Un bruit de dégout me fit tourner la tête vers le lit qui occupait le centre de la pièce et son occupant. Depuis que Gabriel avait été transféré des soins intensifs dans une chambre normale, je passais la plupart de mes pauses dans sa chambre, apportant mon repas où du travail que je faisais en papotant tranquillement avec Gabriel, où tout simplement en silence alors que Gabriel se passionnait pour un documentaire quelquonque. Aujourd'hui c'était un documentaire sur les chenilles. Au cours des derniers jours Gabriel et moi nous nous étions beaucoup rapprochés, sans forcément parler de sujet très sérieux où très profond, nous parlions de tout et de rien, commentant ses documentaires, critiquant le sens fashion des infirmières et le sex-appeal des autres patients. Nous jouions aux cartes, enchainant les parties jusqu'au milieu de la nuit. Une fois, je m'étais même endormi dans la chambre de Gabriel, les fesses sur la chaise et la tête sur le lit de Gabriel. C'étais Marie et Claire, la nièce de Gabriel qui nous avait découvert le lendemain matin en apportant des affaires à Gabriel. La petite Claire était un portrait craché de sa mère en miniature, mais elle avait le même sourire que Gabriel et visiblement, elle adorait son Oncle G. Et d'après ce que j'avais vu, Gabriel le lui rendait bien. Si j'en croyait les histoires que m'avait raconté Gabriel, Ils faisaient les quatre-cents coups ensemble, rendant Marie et Dina complètement fou.

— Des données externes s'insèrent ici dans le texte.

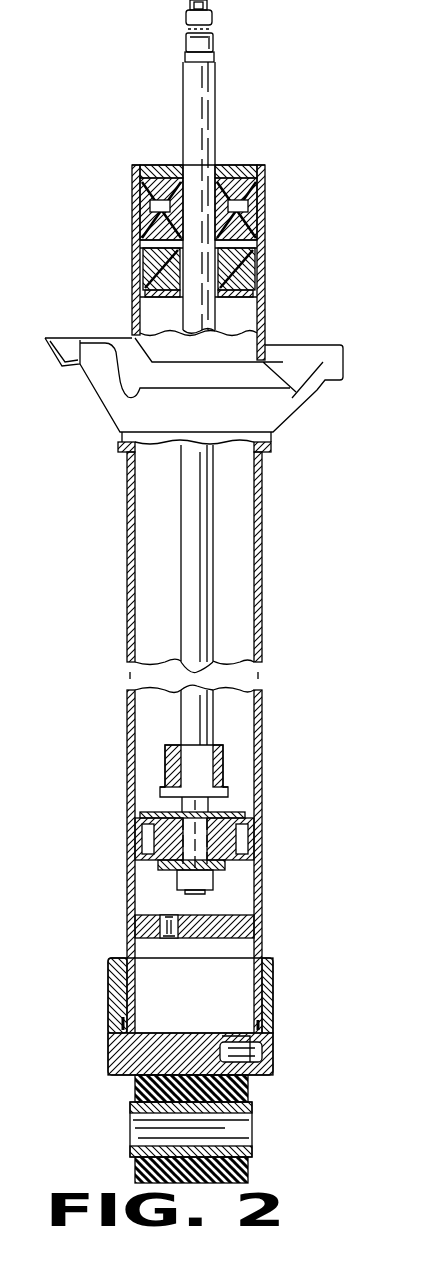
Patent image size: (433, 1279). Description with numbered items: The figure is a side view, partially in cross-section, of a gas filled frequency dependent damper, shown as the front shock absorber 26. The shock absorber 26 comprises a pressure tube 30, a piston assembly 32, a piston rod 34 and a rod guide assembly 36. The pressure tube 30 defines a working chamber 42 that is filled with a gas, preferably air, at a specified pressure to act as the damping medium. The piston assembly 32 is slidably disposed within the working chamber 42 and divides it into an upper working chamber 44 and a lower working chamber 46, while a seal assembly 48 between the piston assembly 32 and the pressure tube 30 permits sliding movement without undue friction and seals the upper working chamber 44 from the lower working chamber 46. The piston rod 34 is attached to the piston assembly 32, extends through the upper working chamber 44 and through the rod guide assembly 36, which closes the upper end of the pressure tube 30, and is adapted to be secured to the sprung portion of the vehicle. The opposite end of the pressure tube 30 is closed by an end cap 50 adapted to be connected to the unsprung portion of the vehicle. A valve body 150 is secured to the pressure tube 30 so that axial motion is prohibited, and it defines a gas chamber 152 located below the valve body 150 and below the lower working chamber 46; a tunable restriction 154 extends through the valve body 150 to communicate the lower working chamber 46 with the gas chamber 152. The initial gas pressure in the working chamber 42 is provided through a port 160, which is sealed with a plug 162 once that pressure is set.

The front shock absorber 26 is at (298, 84).
The piston rod 34 is at (188, 113).
The rod guide assembly 36 is at (248, 200).
The pressure tube 30 is at (262, 520).
The working chamber 42 is at (158, 552).
The upper working chamber 44 is at (150, 596).
The seal assembly 48 is at (135, 832).
The piston assembly 32 is at (262, 838).
The lower working chamber 46 is at (143, 882).
The tunable restriction 154 is at (160, 925).
The valve body 150 is at (262, 928).
The gas chamber 152 is at (214, 998).
The end cap 50 is at (273, 1000).
The plug 162 is at (262, 1050).
The port 160 is at (258, 1072).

— Quoi ? demandais-je à Gabriel en faisant mon meilleur visage innocent.

Gabriel se trouvait assis sur son lit, les genou remontés, les bras enroulé autour. Son dos était toujours appuyé sur le lit, remonté en position assise, et même s'il avait bien meilleure mine qu'en arrivant, je pouvais dire qu'il souffrait encore. Il me jeta en regard mauvais avant de reporter son attention sur le reportage. Je ne pu m'empêcher de sourire comme un maniaque, car je savais parfaitement ce qui mettait Gabriel en rogne : il n'avait pas encore le droit de manger de nourriture solide et devait se contenter des purées et des bouillies de l'hôpital.

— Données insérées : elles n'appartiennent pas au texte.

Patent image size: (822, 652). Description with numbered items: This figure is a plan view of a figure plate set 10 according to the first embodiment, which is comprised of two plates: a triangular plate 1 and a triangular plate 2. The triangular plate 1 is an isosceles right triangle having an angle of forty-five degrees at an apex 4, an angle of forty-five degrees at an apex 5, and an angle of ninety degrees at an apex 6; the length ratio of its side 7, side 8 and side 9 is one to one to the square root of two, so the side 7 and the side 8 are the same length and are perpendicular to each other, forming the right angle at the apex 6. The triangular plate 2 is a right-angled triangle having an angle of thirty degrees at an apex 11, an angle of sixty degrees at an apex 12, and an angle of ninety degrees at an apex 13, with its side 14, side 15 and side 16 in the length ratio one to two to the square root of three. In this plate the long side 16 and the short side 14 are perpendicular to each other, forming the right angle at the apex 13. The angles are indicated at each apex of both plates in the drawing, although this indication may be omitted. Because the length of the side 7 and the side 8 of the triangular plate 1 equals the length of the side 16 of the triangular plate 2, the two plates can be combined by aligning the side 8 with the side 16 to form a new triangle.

— Si tu es gentil, je te donne une frite!

J'explosais de rire au regard qu'il me lança, à moi et à mon hamburger à moitié manger. Alors que je me tordais encore de rire, un oreiller me percuta en pleine face, faisant tomber mon hamburger et le reste de mes frites par terre. Gabriel me regardait d'un air hautain, les bras croisés sur sa poitrine.

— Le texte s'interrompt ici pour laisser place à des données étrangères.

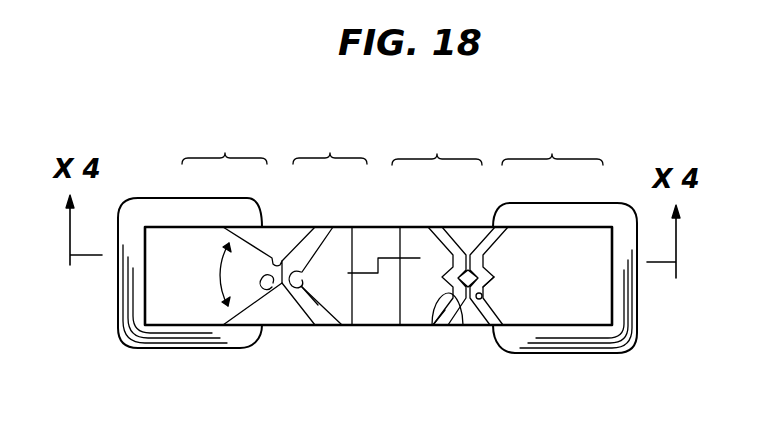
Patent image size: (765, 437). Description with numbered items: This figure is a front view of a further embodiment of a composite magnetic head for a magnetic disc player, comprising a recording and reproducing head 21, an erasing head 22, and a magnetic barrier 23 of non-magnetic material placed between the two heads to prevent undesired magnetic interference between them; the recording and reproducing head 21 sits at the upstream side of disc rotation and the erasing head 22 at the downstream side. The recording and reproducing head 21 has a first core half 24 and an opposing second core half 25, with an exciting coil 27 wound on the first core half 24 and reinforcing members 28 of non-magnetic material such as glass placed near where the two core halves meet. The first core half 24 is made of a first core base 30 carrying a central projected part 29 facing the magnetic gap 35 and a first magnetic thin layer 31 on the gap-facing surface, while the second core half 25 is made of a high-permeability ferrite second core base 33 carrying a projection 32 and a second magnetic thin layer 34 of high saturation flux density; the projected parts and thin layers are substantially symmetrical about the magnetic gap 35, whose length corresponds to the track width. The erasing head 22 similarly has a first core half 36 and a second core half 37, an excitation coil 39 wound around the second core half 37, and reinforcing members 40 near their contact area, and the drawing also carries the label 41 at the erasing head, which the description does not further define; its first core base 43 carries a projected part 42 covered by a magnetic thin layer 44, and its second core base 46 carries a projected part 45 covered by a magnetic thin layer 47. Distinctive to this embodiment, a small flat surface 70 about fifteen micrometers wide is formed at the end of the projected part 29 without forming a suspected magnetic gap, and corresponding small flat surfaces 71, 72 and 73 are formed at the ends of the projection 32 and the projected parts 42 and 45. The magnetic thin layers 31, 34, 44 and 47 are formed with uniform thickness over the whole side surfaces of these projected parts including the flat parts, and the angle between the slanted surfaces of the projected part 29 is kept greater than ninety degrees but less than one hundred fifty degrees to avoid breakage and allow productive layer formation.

— Si je ne peux pas manger de hamburger, tu ne mange pas de hamburger non plus. Pas devant moi en tout cas.

Nous nous dévisagions quelques instant avant de partir dans un fou rire. Nous rîmes pendant ce qu'il me sembla une éternité. Et ça faisait un certain temps que je n'avais plus ris comme ça, à en pleurer.

Une fois la crise passée, je me levais et ramassais le bazar par terre. Il était temps de retourner au travail.

— Je te vois demain? demanda Gabriel alors que j'enfilais ma blouse.

— Nan, je suis de congé demain, et je vais manger chez mes parents.

Alors que je quittais la chambre, Gabriel me dit :

— Je suis content de t'avoir retrouvé Alexandre.

Et je lui répondis :

— Moi aussi Gabriel. Même si j'aurais préféré que les circonstances soient un peu différentes !

— A qui le dis tu soupira Gabriel.

J'eus l'impression que ses mots portaient un sens secret, une chose dont je ne comprenais pas l'importance. Comme si Gabriel essayait de me faire passer un message, mais que je n'avais pas de décodeur. Me disant que je réfléchissait trop, je haussais les épaules et me concentrais sur mes patients.